New Releases from Chile: The Tail Wags the Dog

BY JOSH RAYNOLDS | FEBRUARY 28, 2017 

After years of percolating beneath the surface of an ocean of corporate, albeit frequently well-made wines, Chile’s small-scale winemakers are slowly but steadily rising to the consciousness of wine lovers. My recent tastings of a wide swath of Chile’s wines revealed more top-notch, artisanally produced bottlings than ever before, most of them from small independent wineries that are members of MOVI (Movimiento de Viñateros Independientes), whose first wines began showing up in export markets in 2010. And not to be outdone, the big boys are now crafting a growing number of more distinctive limited-production bottlings, often based on historically obscure (for Chile) but intriguing varieties like Carignan, Cinsault, Cabernet Franc and Petit Verdot—and even País, a.k.a.
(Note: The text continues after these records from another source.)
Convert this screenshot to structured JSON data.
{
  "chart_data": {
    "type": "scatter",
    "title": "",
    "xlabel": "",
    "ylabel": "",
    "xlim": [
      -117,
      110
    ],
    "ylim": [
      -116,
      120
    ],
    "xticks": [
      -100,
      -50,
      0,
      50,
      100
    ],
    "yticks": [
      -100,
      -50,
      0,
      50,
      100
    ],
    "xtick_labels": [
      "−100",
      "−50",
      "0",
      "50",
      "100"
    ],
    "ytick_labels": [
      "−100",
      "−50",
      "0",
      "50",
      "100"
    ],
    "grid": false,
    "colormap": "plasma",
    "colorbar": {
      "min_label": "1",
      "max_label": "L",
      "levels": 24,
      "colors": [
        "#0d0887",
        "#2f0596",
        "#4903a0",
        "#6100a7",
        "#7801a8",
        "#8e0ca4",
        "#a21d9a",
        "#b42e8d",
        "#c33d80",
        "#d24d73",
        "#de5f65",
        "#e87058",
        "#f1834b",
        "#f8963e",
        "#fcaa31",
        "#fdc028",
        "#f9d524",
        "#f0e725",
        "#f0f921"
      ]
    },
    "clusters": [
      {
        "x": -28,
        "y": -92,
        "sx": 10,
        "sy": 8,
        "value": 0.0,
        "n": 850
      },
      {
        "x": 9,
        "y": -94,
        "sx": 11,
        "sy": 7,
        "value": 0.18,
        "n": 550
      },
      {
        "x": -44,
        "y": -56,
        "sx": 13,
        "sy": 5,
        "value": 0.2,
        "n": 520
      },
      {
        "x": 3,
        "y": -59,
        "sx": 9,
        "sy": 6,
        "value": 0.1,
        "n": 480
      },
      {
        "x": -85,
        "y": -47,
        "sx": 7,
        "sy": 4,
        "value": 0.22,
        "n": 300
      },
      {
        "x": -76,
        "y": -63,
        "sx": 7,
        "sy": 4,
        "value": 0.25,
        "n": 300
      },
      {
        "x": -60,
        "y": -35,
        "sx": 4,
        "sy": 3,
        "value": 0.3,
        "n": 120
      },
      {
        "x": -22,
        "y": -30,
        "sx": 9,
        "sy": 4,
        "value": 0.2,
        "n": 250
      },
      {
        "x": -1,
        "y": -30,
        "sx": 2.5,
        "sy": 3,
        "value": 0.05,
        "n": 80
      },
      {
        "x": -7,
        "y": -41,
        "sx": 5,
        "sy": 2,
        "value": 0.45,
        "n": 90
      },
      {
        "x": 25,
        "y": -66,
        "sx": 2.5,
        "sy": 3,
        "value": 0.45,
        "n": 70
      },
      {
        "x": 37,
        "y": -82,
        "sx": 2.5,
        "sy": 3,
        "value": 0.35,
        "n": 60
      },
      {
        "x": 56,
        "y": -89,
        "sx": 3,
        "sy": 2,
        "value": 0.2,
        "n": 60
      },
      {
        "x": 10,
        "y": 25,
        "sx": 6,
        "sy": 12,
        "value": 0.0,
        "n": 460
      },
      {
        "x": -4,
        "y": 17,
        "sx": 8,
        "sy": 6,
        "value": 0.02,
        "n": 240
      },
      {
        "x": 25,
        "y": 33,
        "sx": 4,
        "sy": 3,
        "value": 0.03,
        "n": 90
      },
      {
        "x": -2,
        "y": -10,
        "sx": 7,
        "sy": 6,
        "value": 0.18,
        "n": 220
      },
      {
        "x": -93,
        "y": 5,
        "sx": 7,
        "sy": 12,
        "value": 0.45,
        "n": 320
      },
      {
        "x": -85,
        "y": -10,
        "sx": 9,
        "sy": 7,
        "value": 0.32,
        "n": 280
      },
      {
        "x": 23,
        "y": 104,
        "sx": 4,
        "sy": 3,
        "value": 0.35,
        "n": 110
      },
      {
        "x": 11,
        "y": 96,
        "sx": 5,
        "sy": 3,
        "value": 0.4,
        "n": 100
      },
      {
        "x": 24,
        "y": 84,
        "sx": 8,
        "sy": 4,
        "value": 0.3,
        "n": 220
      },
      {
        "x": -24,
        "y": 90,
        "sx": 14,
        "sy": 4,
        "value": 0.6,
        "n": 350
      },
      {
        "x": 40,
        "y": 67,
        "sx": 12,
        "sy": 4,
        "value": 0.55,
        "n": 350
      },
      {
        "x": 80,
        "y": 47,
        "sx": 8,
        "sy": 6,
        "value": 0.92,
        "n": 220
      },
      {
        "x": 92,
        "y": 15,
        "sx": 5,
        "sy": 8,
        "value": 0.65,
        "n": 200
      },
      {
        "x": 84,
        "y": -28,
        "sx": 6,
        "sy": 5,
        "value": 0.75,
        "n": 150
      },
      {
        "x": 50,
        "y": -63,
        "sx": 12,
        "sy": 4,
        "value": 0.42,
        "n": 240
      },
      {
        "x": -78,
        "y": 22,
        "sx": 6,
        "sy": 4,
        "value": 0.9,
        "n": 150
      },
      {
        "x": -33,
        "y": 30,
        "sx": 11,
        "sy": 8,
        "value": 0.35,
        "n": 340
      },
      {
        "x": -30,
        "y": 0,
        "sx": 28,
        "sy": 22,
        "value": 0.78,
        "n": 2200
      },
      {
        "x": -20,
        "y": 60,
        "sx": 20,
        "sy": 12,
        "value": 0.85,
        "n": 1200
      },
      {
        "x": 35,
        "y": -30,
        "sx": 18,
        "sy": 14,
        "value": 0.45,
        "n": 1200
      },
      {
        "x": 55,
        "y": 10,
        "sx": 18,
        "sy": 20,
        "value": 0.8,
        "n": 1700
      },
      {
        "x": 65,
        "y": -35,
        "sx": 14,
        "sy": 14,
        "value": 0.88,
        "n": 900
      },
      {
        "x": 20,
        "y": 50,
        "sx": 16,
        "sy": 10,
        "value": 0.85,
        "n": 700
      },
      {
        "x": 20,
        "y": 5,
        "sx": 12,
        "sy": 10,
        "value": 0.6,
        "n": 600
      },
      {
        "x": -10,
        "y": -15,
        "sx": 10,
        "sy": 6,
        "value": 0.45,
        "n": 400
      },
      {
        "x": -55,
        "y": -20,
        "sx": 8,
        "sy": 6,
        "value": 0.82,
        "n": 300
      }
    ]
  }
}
Mission, the oldest variety planted in the country.


Apalta Valley

Given the large, even massive scale of most of Chile’s wine production and the market dominance of its biggest players, small wineries have always had a very tough time reaching an audience, inside or outside their home country. The same issue, by the way, has plagued artisanal wineries in Australia, but more and more of these little guys have recently begun to find wide export audiences for their wines, and this has been to the benefit of the entire country’s wine industry. But Chile’s smaller wineries are still at least a few years behind Australia’s when it comes to receiving the recognition that they deserve, a situation that I attribute to the rigid focus on the bottom line practiced by the very large firms that make and import Chilean wines. Importers in particular rarely pay much attention to promoting wines unless they’re cheap and made in huge quantities, and this is an issue for most wine-producing areas, not just Chile. Indeed, the phrase “artisanal Chilean wine” probably strikes most industry folks and consumers as oxymoronic, such is the market dominance of mass-produced, low price-point, often anonymous bottlings.

Big Does Not Have to Mean Boring

That’s not to say that Chile’s large producers haven’t also gotten more creative. Many of them have been making high-quality, limited-production bottlings for a while, but these wines are usually hard to find in the marketplace, making them somewhat mythical beasts. Many of these releases are essentially “winery within a winery” projects, and those who have had the chance to try them will vouch that they are often of very high quality. This should not be surprising as most winemakers at Chile’s largest wineries are highly educated and well-traveled, not to mention the fact that they typically have enormous resources at their fingertips, from well-tended, well-situated vineyards to state-of-the-art winemaking facilities and equipment. Their small-lot wines are often testaments to the fact that big doesn’t have to mean generic, much less bad. Whether or not their corporate bosses are willing to step outside the mass-market box is another matter, of course, but, based on the increasing number of characterful wines from big houses that I’ve tasted from recent vintages, I am optimistic.


Casablanca Valley

Recent Vintages in Chile 

Since Chile’s wine-growing regions extend almost 1,000 miles from north to south, accurate vintage generalizations for the country’s far-flung wine-growing zones, almost all of which are influenced by the cooling influence of either the Pacific Ocean or the Andes Mountains, can seem a bit of a stretch. But the vast majority of Chile’s best wines emanate from growing regions not far from the capital, Santiago, especially the prestigious Maule, Maipo, Casablanca and Rapel Valley DOs and their increasingly well-regarded subzones. With few exceptions, weather in the country’s northern and southern growing regions mostly tracks that of central Chile, so painting with a broad brush isn’t entirely foolish.

The 2015 vintage in Chile was marked by warm, dry weather through the growing season and into the harvest, resulting in white wines with good weight and moderate acidity, mostly for drinking on the young side. My early experience with red wines from ’15 suggests that the wines possess good richness but, thanks to moderate temperatures, there’s good acidity to back up the ripe fruit.

Two thousand fourteen witnessed similar conditions, except that frosts in early spring caused problems at budbreak and yields were off by up to one-third across the country. The upside is that the wines show good freshness as well as concentration, with the whites looking especially classic. The best reds display vibrancy as well as power, and the depth to reward cellaring.

Cool conditions marked the 2013 growing season and the wines show it. As Grant Phelps of Casas del Bosque in the Casablanca Valley told me, “the sun basically didn’t want to come out.” Harvest began as much as a month later than normal as growers waited in the hope that their fruit would reach optimal maturity, but in the end many grapes were picked with high acidity and less-than-complete ripeness. Fans of racy whites and taut reds will have some happy hunting but these are mostly wines to approach with caution. So use my notes to avoid disappointment.

I tasted the wines in this article in New York over the last six months and will issue a second installment of notes this spring.